Another volley from the tirailleurs and the Dutch and Brunswickers turned to fly: in vain did their officers call, they wanted to get away! They tried to fly—to run, for now the chasseurs were at them with bayonets—they tried to run, but the ground was littered with their own wounded and dead—with the wounded and the dead of a long day of carnage: they stumbled at every step—fell over the dying and the wounded—over dead and wounded horses—over piles of guns and swords and bayonets, and sabretaches, over forsaken guns and broken carriages, litter that impeded them in front even as they were driven with the bayonet from the rear.

Bobby saw it all, for they were coming now—pursued and pursuers—as fast as ever they could; they were coming, these flying, black-coated men, casting away their gay trappings as well as their arms, trying to run—to get away—but stumbling, falling all the time—picking themselves up, falling and running again.

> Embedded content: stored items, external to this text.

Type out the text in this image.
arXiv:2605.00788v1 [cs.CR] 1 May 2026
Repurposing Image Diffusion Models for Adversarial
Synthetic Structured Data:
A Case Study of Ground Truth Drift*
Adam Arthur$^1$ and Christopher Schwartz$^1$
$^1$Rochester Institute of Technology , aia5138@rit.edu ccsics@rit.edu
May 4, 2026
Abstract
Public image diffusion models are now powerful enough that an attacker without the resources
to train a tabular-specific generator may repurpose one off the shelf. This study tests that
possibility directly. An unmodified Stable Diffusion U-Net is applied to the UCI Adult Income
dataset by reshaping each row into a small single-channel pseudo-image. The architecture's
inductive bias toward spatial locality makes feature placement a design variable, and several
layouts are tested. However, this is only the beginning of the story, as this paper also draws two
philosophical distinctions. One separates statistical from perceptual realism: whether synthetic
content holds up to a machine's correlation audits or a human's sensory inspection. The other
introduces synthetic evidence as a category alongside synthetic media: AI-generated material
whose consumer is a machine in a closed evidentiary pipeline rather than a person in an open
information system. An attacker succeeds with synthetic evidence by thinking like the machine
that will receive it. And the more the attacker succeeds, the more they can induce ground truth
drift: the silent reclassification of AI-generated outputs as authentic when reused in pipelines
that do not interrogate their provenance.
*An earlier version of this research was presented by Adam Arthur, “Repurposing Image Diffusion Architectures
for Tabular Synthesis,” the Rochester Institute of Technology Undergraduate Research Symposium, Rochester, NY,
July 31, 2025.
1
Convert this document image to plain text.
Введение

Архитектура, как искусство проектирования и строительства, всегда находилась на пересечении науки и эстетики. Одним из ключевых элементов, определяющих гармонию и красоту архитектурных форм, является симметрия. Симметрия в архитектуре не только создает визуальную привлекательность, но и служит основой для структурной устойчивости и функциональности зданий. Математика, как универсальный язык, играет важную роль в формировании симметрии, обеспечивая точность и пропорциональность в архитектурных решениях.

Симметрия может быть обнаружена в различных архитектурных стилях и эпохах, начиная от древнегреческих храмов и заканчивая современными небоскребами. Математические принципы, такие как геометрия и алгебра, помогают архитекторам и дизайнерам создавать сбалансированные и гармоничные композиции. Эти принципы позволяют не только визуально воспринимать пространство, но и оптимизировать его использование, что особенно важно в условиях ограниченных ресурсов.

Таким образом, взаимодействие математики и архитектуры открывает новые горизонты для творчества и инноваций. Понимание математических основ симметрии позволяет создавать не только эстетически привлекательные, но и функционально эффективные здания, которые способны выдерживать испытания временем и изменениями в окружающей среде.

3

And in that one short moment while the whole brief tragedy was enacted before his eyes, Bobby also saw, in a vision that was equally swift and fleeting, the blue eyes of Crystal drowned in tears. He saw her with fair head drooping like a lily, he saw the quiver of her lips, heard the moan of pain that would come to her lips when the man she loved was brought home to her—dead. And in that same second—so full of portent—Bobby understood why it was that her sweet image had called to him for help just now. Again she called, again she beckoned—her blue eyes looked on him with an appeal that was all-compelling: her two dear hands were clasped and she begged of him that he should be her friend.

Such visions come from God! no man sees them save he whose soul is great and whose heart is pure. Poor Bobby Clyffurde—lonely, heart-broken, desolate—saw the exquisite face that he would have loved to kiss—he saw it with the golden glow of evening upon the delicate cheeks, and with the lurid light of fire and battle upon the soft, fair hair.